Her adım bir saniye. Her adım bir anın yankısı. Bizi geçmişe bağlayan zaman diye düşünürüz ama asıl bağı adımlarımız oluşturur. Nereye gittiğimiz çok önemli. Nereye yönlendirildiğimiz daha da önemli. Kendi gidişimiz kendi kararımız. Ama yönlendirilme öyle mi, o tamamen biz istemişiz gibi başkalarının istediği yöne atılan adımlardır. O izler bizim izlerimiz olmaktan çıkmış izmlerin izlerine dönüşmüştür artık.
Serüven kelimesi ne güzel kulağımıza çarpıyor. Evet serüven. Adımlarımızın toplandığı toplama merkezi. Ama o merkez de sabit değil. Bir olmayan birlikteliğin dağılmış bileşkesi.
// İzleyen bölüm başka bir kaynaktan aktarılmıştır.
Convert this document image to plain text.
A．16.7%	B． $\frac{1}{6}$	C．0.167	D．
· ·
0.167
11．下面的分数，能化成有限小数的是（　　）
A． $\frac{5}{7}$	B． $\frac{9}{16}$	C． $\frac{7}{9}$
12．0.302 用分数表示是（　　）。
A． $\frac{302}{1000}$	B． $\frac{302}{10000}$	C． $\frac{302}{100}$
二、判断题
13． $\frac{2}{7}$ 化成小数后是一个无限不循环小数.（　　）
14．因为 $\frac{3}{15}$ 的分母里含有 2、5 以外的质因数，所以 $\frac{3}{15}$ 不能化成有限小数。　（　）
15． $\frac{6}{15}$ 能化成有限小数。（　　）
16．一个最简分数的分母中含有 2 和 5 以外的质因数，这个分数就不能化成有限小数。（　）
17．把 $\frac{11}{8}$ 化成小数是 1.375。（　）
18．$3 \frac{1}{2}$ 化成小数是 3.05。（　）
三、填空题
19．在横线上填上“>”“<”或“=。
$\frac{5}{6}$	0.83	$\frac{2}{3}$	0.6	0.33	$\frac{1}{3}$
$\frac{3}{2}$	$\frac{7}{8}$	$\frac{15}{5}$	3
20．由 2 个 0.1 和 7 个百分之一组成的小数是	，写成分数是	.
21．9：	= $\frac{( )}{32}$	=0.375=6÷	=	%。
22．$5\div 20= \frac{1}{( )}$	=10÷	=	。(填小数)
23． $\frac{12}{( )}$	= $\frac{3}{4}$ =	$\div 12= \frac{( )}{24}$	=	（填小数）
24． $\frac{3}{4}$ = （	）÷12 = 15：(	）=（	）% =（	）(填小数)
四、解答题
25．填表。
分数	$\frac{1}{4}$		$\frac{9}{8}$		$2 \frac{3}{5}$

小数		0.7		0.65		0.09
Artık kimse yerli değil. Bütün ayak izlerinin birbirine karıştığı zeminde yürüyoruz. Zıtların ahenk oluşturduğu zeminde parkelerin gıcırtısı hep aynı. Sevmek ve hoşgörülü olmak ne güzel bir şey. Parkede gıcırtısız ses çıkarıp ahenk oluşturuyor onların ayak izleri. Sadece onlar yerli. Diğer izlerin hepsi soluk benizli…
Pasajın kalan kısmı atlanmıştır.